Scraping but failed due to the uniqueness of the site

Dobai-Pataky_BSSSSl · December 13, 2010, 11:08am

Hi. I’m trying to scrape scripts from a news site that follows.

http://voxaleadnews.labs.exalead.com/play.php?flv=MSNBC_Brian_Williams/pdv_nn_netcast_m4v-12-12-2010-173721.mp4&q=&language=en

As you can see, this site is very unique that a news video runs
together with the corresponding scripts. And I want to scrape the
scripts only.

So I wrote this simple code.
#---------------------
require ‘rubygems’
require ‘nokogiri’
require ‘open-uri’
require ‘net/http’

if ARGV.size > 0 then
url = ARGV[0]
html = Nokogiri::HTML(open(url))
p html.search(“//span[@class=‘segment sec5’]”).text
end
#---------------------

in the command,

$> ruby code.rb URL

then, it does obtain a partial script (eventually I want to get all
of them of course), which in this case is “NBC”. But the behavior of
the code is funny. The process starts itself, and in a while it shows
the result but does not seem to end itself.

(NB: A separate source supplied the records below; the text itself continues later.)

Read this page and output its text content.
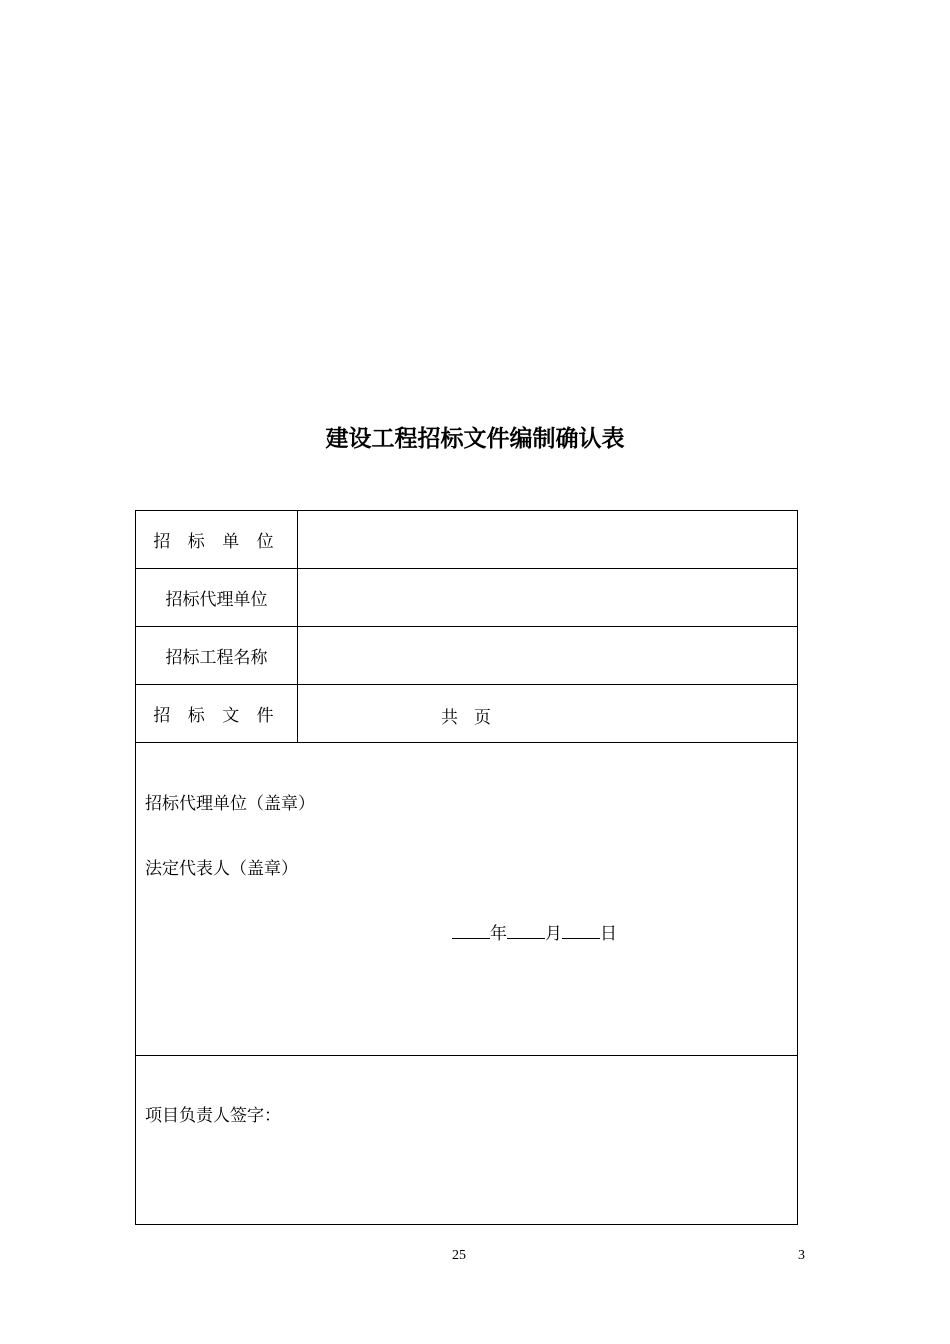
建设工程招标文件编制确认表
招 标 单 位	
招标代理单位	
招标工程名称	
招 标 文 件	共 页

招标代理单位（盖章）
法定代表人（盖章）
年 月 日	

项目负责人签字：	
25	3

By hitting “RET”, it
finally stops.

I am guessing that this Ruby code activates JavaScript or whatever to
manipulate the video.

Do you think we can avoid such behavior and get the scripts as quickly
as possible?

Thanks in advance.

soichi

soujiro0725 · December 13, 2010, 12:00pm

On 13 December 2010 10:08, Soichi I.
[email protected] wrote:

I am guessing that this Ruby code activates JavaScript or whatever to
manipulate the video.

Given that you are only using net/http I would say that the javascript
is not being run at all.

This code is a step in the right direction:

require ‘rubygems’

require ‘open-uri’
require ‘nokogiri’

URL=“http://voxaleadnews.labs.exalead.com/play.php?flv=MSNBC_Brian_Williams/pdv_nn_netcast_m4v-12-12-2010-173721.mp4&q=&language=en”

html = open(URL).read
doc = Nokogiri::HTML(html)

doc.search(“//div[@id=‘fulltext’]//span”).each do |span|
puts span
end

soujiro0725 · December 13, 2010, 12:05pm

Thanks Peter!

It worked well.

soichi